As the old adage goes, “Don’t put all of your eggs into one basket.” In the same vein, diversification borders along the idea of creating a portfolio which includes multiple investments in order to reduce risks. In theory, diversification eliminates idiosyncratic risks- risks unique to a certain company. Take for instance, when Sete Brasil, a major client of Keppel Corporation, filed for bankruptcy protection, Keppel’s share price plummeted. Or when Jurong Aromatics Corporation went bust when it couldn’t survive the commodity slump last year. Besides idiosyncratic risks, there are also sectoral risks to consider. Say, if you invest all your money into the real estate sector and the government announces property cooling measures or interest rate hikes shortly after. Your investment will be adversely affected, especially so since such government policies are sector-specific and such rate hikes have great bearing on real estate companies given their high borrowings. With such risks prevalent in the market, it is up to investors to diversify to “safeguard” themselves against the unforeseen.

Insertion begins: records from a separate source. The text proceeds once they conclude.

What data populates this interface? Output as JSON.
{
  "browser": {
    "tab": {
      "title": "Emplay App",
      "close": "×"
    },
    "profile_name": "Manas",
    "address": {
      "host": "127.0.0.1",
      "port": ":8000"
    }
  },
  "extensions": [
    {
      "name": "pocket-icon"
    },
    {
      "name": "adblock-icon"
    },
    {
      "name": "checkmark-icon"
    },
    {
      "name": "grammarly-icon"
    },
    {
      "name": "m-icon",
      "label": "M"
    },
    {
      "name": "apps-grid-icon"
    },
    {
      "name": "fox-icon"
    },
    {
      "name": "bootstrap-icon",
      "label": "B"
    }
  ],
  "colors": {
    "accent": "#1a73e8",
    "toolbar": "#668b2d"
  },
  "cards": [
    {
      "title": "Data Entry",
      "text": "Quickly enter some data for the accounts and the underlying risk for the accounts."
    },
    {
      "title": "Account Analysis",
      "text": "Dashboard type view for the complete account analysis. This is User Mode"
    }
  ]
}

However, with Warren Buffett advocating focused investing, is diversified investing really worth considering?
There are 2 school of thoughts on focused investing.
The first being that with all your money deployed into a select few, you will probably spent more time analyzing the company you are buying into as one minor mistake or a careless overlook may cost you a majority of your portfolio. With so much at stake, it compels the investor to put in the time and ample effort to ensure sound fundamentals and proper corporate leadership to take the company forward before putting faith in its share.
The other contrasting belief is that with focused investing, one will be emotionally attached to the stock and hence make their “buy” and “sell” calls based on emotions and market noises. It is said that with focused investing, one will be so “in loved” with the company he bought into that he tends to overlook screaming facts depicting impending crisis.
As with all approach, there are two sides of the argument and it is up to you to decide whether focused or diversified investing is for you. It is also important to note that Warren Buffett is a natural. He is able to identify good businesses very naturally. Despite us wanting to be a Buffett, not everyone is as gifted as he is.